En las zonas donde el padrón no sea tan abultado, como Galápagos y las provincias amazónicas, el monto se incrementará hasta en un 35% para lograr la promoción, pues si acogiesen a las consideraciones anteriores sus montos de gasto en materia de propaganda electoral serían muy bajos.

Este fin de semana, en cambio, se cerraron las actividades de los partidos y movimientos políticos para realizar sus procesos de democracia interna, y así nominar a sus candidatos a las diferentes dignidades. Solo faltan definir las posibles alianzas. Este paso no aumentará la cantidad de postulantes a los gobiernos locales que han salido de los procesos de democracia interna en los partidos y movimientos.

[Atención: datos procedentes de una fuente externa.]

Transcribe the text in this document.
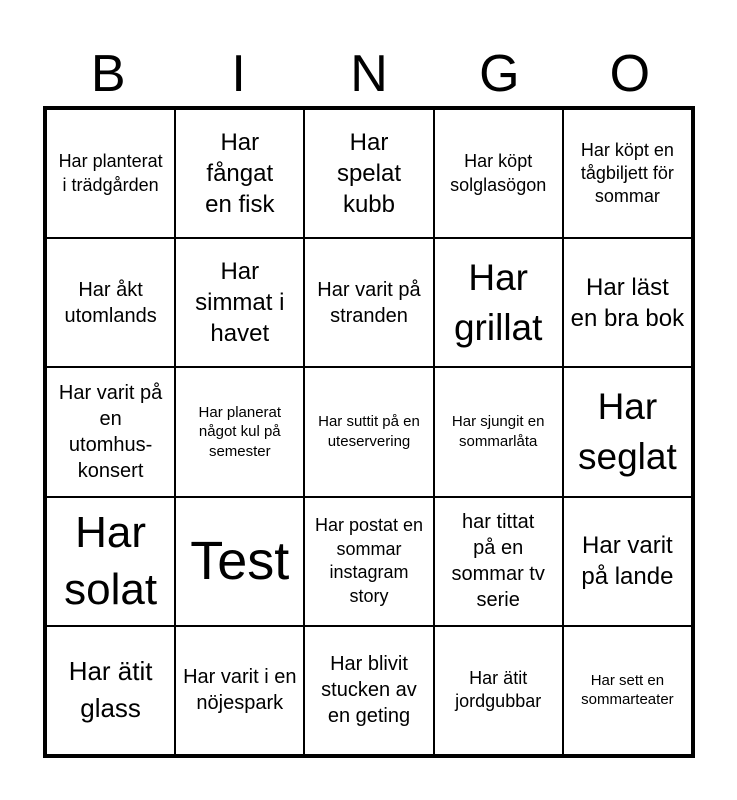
B	I	N	G	O
Har planterat i trädgården
Har fångat en fisk
Har spelat kubb
Har köpt solglasögon
Har köpt en tågbiljett för sommar
Har åkt utomlands
Har simmat i havet
Har varit på stranden
Har grillat
Har läst en bra bok
Har varit på en utomhus-konsert
Har planerat något kul på semester
Har suttit på en uteservering
Har sjungit en sommarlåta
Har seglat
Har solat Test
Har postat en sommar instagram story
har tittat på en sommar tv serie
Har varit på lande
Har ätit glass
Har varit i en nöjespark
Har blivit stucken av en geting
Har ätit jordgubbar
Har sett en sommarteater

De esta forma, el CNE tiene planificado hacer el llamado a elecciones el próximo 21 de agosto.

Lo importante es que el ciudadano empiece a sondear el panorama electoral. Que entienda que si una ciudad tiene una sobreoferta de candidatos esto se deba a una estrategia de las fuerzas políticas para dividir al electorado y que de esa forma sea más fácil que haya un ganador a pesar de una baja votación: la estrategia de meter candidatos ‘chimbadores’. De ahí que es imperativo involucrarse y exigir planes de gobierno sobre eslóganes.